Another is option is a discrepancy in Americans’ saving and spending habits. Historically, the percentage of income that Americans have spent instead of saved has varied, never falling below 85 percent.

In May 2008, people spent 96 percent of their income, and saved only four percent, the panel said.
Hewitt spoke on the global impact of the recession.

“The dollar is the reserve currency of the world,” she said. Hewitt also said the dollar has appreciated this year, despite the economic troubles and massive government spending.

“In the long term the dollar will weaken,” Hewitt said. “The United States is losing out in major economic sectors. Economic dominance has been in a slide for about 20 years.”

The panel said they predicted the economy would rebound, at the latest, by the beginning of next year. The recovery, however, would bring major changes.

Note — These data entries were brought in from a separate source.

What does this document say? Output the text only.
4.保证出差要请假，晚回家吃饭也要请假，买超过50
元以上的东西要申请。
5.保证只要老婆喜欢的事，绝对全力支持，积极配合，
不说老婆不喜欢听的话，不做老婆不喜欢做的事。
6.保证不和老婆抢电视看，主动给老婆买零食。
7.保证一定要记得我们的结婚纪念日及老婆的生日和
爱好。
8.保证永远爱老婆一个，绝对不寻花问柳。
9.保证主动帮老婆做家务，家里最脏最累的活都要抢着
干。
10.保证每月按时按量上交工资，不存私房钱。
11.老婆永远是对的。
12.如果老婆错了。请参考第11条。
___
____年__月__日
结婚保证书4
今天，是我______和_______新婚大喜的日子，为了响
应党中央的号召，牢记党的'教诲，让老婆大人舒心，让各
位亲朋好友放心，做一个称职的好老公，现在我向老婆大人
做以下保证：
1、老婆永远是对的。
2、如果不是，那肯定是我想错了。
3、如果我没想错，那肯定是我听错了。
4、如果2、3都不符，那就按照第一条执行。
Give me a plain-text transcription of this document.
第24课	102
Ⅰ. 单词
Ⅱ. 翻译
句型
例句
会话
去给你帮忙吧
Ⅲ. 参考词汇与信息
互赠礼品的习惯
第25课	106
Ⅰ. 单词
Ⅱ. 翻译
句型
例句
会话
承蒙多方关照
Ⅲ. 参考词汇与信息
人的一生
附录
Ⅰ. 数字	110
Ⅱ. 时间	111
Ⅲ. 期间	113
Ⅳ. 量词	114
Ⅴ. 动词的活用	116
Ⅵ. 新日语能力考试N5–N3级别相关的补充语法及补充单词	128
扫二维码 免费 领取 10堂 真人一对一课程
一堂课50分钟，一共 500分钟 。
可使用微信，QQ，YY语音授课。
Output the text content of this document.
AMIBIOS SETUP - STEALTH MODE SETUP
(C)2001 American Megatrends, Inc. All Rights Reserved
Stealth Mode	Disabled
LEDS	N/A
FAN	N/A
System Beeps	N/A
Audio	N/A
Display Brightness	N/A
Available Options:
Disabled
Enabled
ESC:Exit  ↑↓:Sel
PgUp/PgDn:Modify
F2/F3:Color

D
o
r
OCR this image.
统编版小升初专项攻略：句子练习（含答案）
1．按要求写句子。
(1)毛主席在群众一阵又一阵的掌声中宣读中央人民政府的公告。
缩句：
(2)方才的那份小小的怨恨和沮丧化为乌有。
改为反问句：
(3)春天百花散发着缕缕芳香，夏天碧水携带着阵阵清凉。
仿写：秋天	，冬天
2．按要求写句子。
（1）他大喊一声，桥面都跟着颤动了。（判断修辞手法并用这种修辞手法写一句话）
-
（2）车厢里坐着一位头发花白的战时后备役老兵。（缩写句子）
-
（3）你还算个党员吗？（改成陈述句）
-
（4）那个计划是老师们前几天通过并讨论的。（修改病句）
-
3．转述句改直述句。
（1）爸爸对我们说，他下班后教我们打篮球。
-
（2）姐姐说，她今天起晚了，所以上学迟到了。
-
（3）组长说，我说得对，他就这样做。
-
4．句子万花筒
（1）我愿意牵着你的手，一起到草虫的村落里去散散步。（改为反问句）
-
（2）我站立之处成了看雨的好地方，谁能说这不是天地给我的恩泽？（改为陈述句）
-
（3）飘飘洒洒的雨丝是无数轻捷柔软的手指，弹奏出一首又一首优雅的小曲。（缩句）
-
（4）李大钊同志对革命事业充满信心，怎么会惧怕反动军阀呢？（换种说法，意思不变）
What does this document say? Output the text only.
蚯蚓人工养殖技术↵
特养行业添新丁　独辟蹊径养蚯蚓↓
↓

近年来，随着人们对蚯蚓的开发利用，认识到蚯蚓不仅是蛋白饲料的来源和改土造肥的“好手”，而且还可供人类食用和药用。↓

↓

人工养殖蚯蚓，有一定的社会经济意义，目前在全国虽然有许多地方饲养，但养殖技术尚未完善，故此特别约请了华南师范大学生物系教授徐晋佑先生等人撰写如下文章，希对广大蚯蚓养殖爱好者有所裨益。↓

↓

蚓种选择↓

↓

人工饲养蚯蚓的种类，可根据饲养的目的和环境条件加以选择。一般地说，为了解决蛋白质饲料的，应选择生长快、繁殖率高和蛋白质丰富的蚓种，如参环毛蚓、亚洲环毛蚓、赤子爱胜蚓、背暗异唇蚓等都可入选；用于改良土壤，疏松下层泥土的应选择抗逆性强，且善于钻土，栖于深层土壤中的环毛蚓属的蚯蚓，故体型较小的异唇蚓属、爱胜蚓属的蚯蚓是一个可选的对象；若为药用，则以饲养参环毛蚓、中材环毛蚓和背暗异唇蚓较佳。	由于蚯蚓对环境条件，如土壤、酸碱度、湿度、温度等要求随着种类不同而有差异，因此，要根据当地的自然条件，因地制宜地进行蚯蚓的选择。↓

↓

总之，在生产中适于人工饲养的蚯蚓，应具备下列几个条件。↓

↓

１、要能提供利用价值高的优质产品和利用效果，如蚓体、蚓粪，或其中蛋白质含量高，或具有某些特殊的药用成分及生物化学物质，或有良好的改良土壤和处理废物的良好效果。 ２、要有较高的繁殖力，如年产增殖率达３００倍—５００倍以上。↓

Economic recessions are not rare things. The panel said there have been 18 banking crises in the world in the last thirty years. According to the panel, between 1973 and 1975, the stock market fell 50 percent and unemployment was at 8.4 percent, similar to now.

The national debt was briefly discussed, but attention quickly tuned to the problem of Social Security.
If all things stand, the panel predicted that the country would be burdened by $55 trillion of social welfare, for which there is currently no plan in place to pay.

This is due to the impending retirement of the baby boomer generation and the general aging of society.

According to the panel, when Social Security was created there were eight working people for each retiree receiving social security. Today there are only four, and soon the ratio could be one to one.

“I visualize each young person entering the work force with their own personal old guy on their back,” Hewitt said, inspiring laughs from the crowd. “Will [a recession] happen again? Absolutely. You can’t change human nature.”